Exploring the effect of Co concentration on magnetic hyperthermia properties of CoxFe3−xO4 nanoparticles

Abstract

Abstract Although enhanced ferrite nanoparticles (NPs) have been envisioned for use in future biomedical applications, less attempt has been made to tailoring and optimizing their detailed magnetic properties and specific loss power (SLP) values. Herein, CoxFe3−xO4 (0 ≤ × ≤ 1) NPs are synthesized using a co-precipitation method at 80 °C in the presence of air atmosphere. The effect of varying Co concentration on crystalline, morphological, magnetic and hyperthermia properties is also investigated in detail. Hysteresis loop measurements showed an increase in coercivity (Hc) from 7.75 to 340.50 Oe, and a decrease in saturation magnetization (Ms) from 59.10 to 32.70 emu g−1 with increasing x = 0 (pure magnetite) to x = 1 (pure Co ferrite), respectively. In addition to confirming the hysteresis loop results, first-order reversal curve (FORC) analysis estimated a 52% decrease in superparamagnetic (SP) fraction.

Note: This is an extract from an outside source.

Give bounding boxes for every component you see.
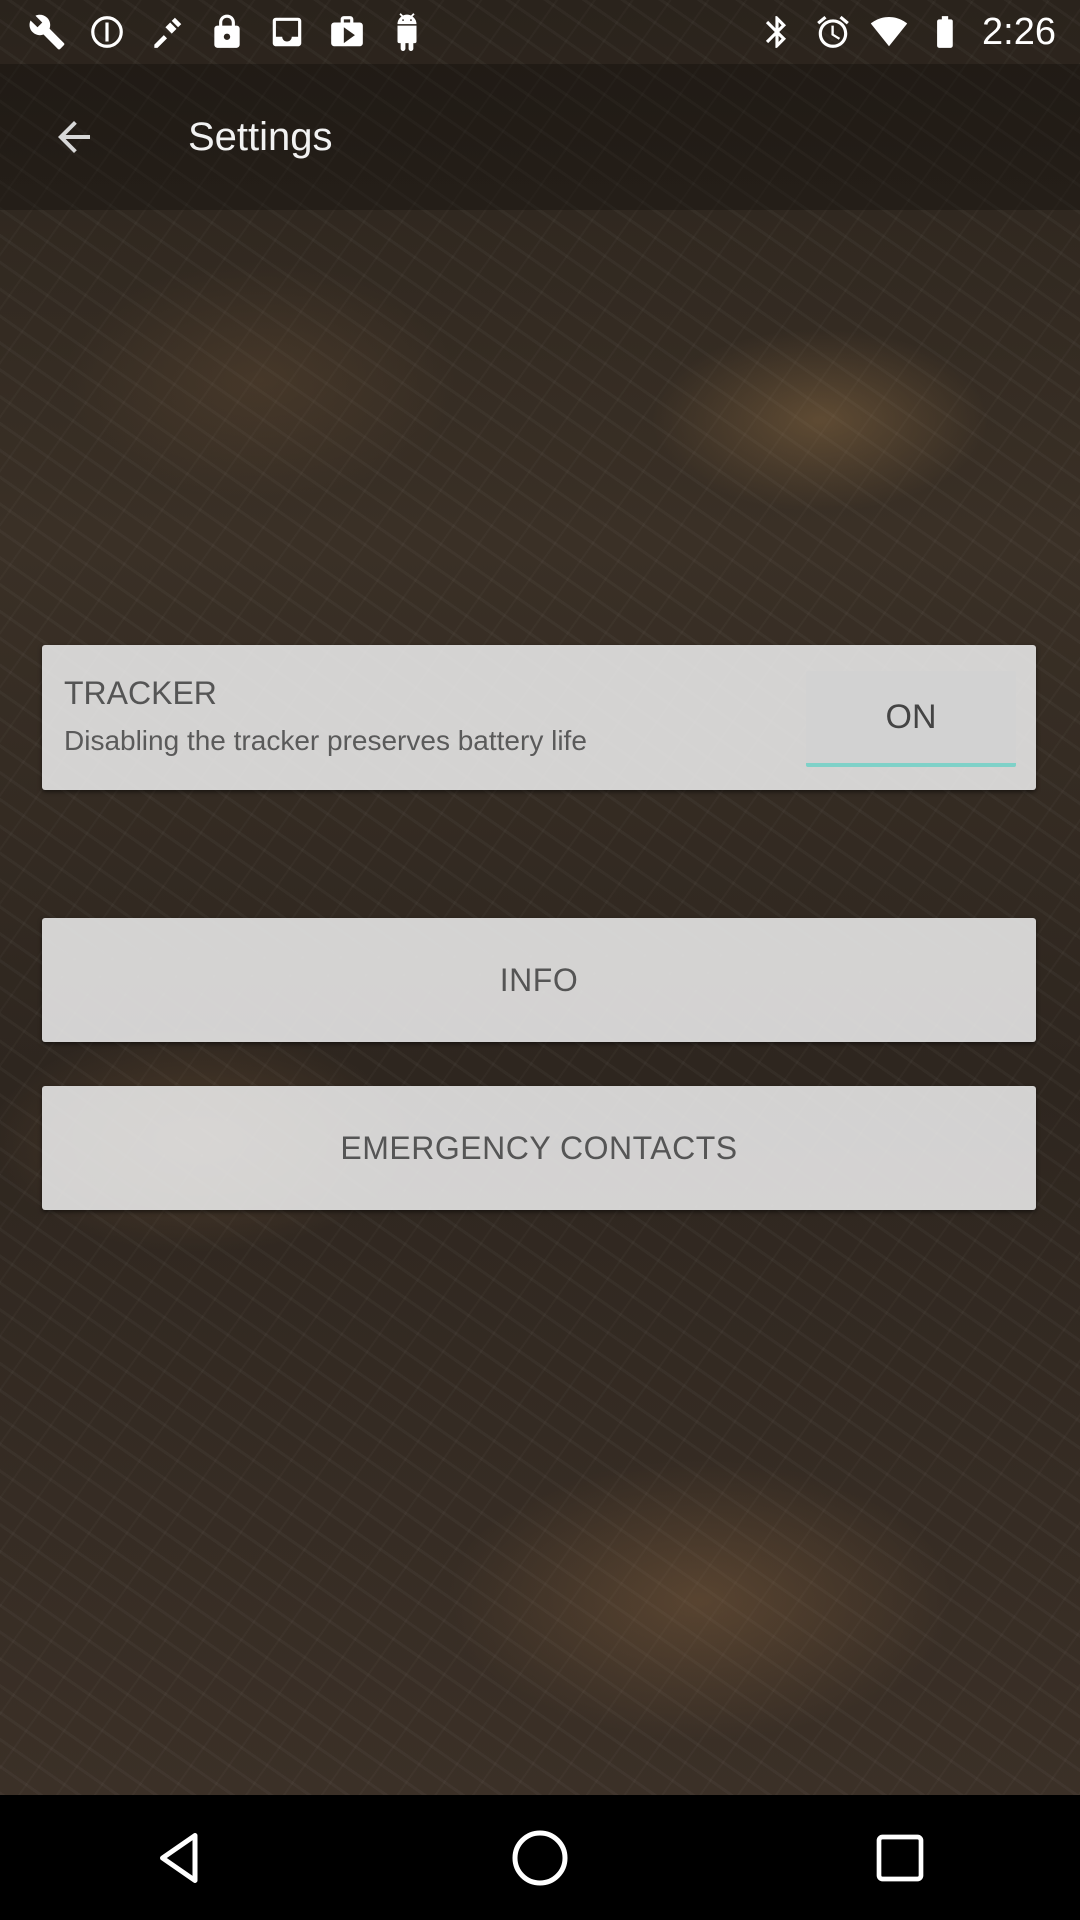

Hyperthermia measurements carried out under an alternating magnetic field with intensity of 400 Oe and a frequency of 400 kHz showed an increase in SLP from x = 0 to x = 0.4, and a decrease in SLP for 0.4 < × ≤ 1. SLP was maximized at 395 W g−1 for the intermediate concentration of x = 0.4. The optimized heat generation of Co0.4Fe2.6O4 NPs comprising approximately 50%–50% SP–ferromagnetic fractions may result from the simultaneous contribution of the three following mechanisms: hysteresis loop loss, Brownian and Neel relaxation together with relatively high Hc and moderate Ms.